Palo Alto Network’s Cloud Focus

Recently, Palo Alto Networks announced the release of its new cloud security suite Prisma. Prisma has been designed to help enterprise customers consistently govern access, protect data, and secure applications. It consists of four key components – Prisma Access1 that secures access to the cloud for branch offices and mobile users anywhere in the world with a scalable, cloud-native architecture, blending enterprise-grade security with a globally scalable network; Prisma Public Cloud2 that provides continuous visibility, security, and compliance monitoring across public multi-cloud deployments; Prisma SaaS3 that is a multi-mode cloud access security broker (CASB) service to safely enable SaaS application adoption; and VM-Series, the virtualized form factor Firewall that can be deployed in private and public cloud computing environments.

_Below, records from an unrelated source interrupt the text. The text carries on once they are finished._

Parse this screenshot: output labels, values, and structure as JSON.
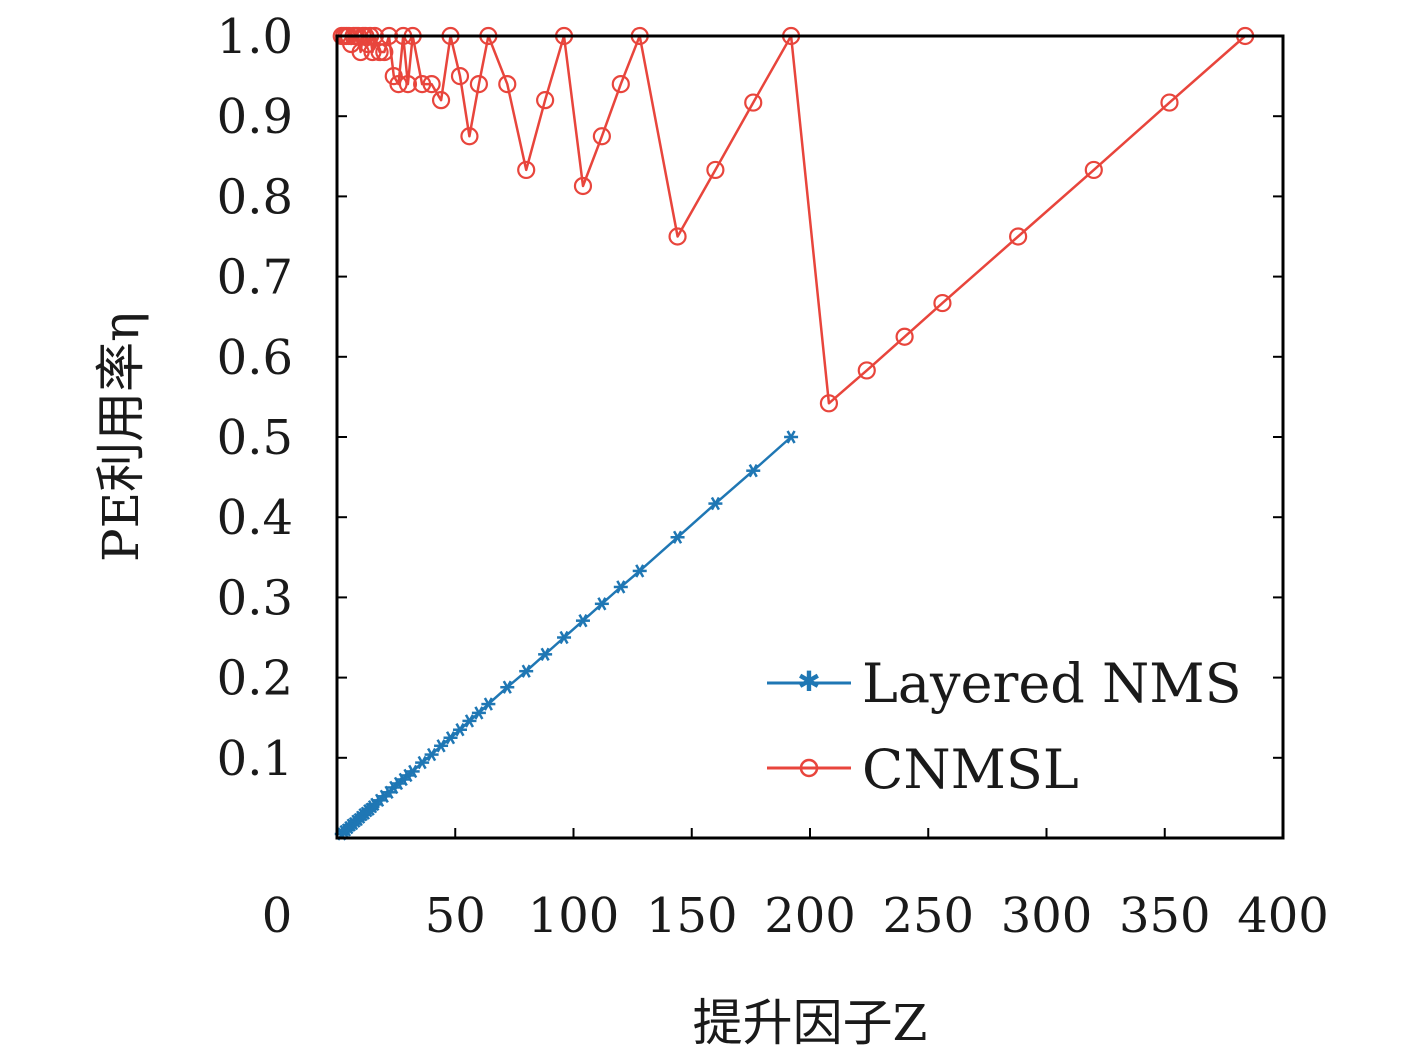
{
  "chart_data": {
    "type": "line",
    "xlabel": "提升因子Z",
    "ylabel": "PE利用率η",
    "xlim": [
      0,
      400
    ],
    "ylim": [
      0,
      1.0
    ],
    "x_ticks": [
      0,
      50,
      100,
      150,
      200,
      250,
      300,
      350,
      400
    ],
    "y_ticks": [
      0.1,
      0.2,
      0.3,
      0.4,
      0.5,
      0.6,
      0.7,
      0.8,
      0.9,
      1.0
    ],
    "x_tick_labels": [
      "0",
      "50",
      "100",
      "150",
      "200",
      "250",
      "300",
      "350",
      "400"
    ],
    "y_tick_labels": [
      "0.1",
      "0.2",
      "0.3",
      "0.4",
      "0.5",
      "0.6",
      "0.7",
      "0.8",
      "0.9",
      "1.0"
    ],
    "grid": false,
    "legend_position": "bottom-right",
    "series": [
      {
        "name": "Layered NMS",
        "color": "#1f77b4",
        "marker": "asterisk",
        "x": [
          2,
          3,
          4,
          5,
          6,
          7,
          8,
          9,
          10,
          11,
          12,
          13,
          14,
          15,
          16,
          18,
          20,
          22,
          24,
          26,
          28,
          30,
          32,
          36,
          40,
          44,
          48,
          52,
          56,
          60,
          64,
          72,
          80,
          88,
          96,
          104,
          112,
          120,
          128,
          144,
          160,
          176,
          192
        ],
        "y": [
          0.005,
          0.008,
          0.01,
          0.013,
          0.016,
          0.018,
          0.021,
          0.023,
          0.026,
          0.029,
          0.031,
          0.034,
          0.036,
          0.039,
          0.042,
          0.047,
          0.052,
          0.057,
          0.063,
          0.068,
          0.073,
          0.078,
          0.083,
          0.094,
          0.104,
          0.115,
          0.125,
          0.135,
          0.146,
          0.156,
          0.167,
          0.188,
          0.208,
          0.229,
          0.25,
          0.271,
          0.292,
          0.313,
          0.333,
          0.375,
          0.417,
          0.458,
          0.5
        ]
      },
      {
        "name": "CNMSL",
        "color": "#e8453c",
        "marker": "circle",
        "x": [
          2,
          3,
          4,
          5,
          6,
          7,
          8,
          9,
          10,
          11,
          12,
          13,
          14,
          15,
          16,
          18,
          20,
          22,
          24,
          26,
          28,
          30,
          32,
          36,
          40,
          44,
          48,
          52,
          56,
          60,
          64,
          72,
          80,
          88,
          96,
          104,
          112,
          120,
          128,
          144,
          160,
          176,
          192,
          208,
          224,
          240,
          256,
          288,
          320,
          352,
          384
        ],
        "y": [
          1.0,
          1.0,
          1.0,
          1.0,
          0.99,
          1.0,
          1.0,
          1.0,
          0.98,
          1.0,
          1.0,
          0.99,
          1.0,
          0.98,
          1.0,
          0.98,
          0.98,
          1.0,
          0.95,
          0.94,
          1.0,
          0.94,
          1.0,
          0.94,
          0.94,
          0.92,
          1.0,
          0.95,
          0.875,
          0.94,
          1.0,
          0.94,
          0.833,
          0.92,
          1.0,
          0.813,
          0.875,
          0.94,
          1.0,
          0.75,
          0.833,
          0.917,
          1.0,
          0.542,
          0.583,
          0.625,
          0.667,
          0.75,
          0.833,
          0.917,
          1.0
        ]
      }
    ]
  }
}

Palo Alto Networks believes that the acquisitions and the continuing upgrade of its cloud offerings will help it become a more formidable opponent to companies like Cisco and Fortinet.

Its stock is trading at $195.54 with a market capitalization of $18.8 billion. It touched a 52-week high of $260.63 in March this year. It was trading at a 52-week low of $160.08 in November last year.

Despite beating the market’s expectations, Palo Alto’s stock hasn’t fared well. Post result announcement, its stock recorded a 6% decline. The company is being hurt by the cost of acquisitions, China tariffs, and its transition to the subscription-based model.

It is expecting to record expenses of $0.13 per share for the two acquisitions and the additional tariffs are on account of the government’s trade policy with China. The Street was looking for an EPS of $1.55 for the quarter, compared with Palo Alto’s estimated $1.41-$1.42. The market was also concerned about the slowdown in billings. For the third quarter, its billings rose 13% to $821.9 million, significantly short of the Street’s forecast of $872.6 million. The shortfall in billings was attributed to the shorter billings duration as it moves to annual subscriptions from three-year contracts. I think that Palo Alto Networks is making the right moves, and in the longer term, its stock should be able to recover.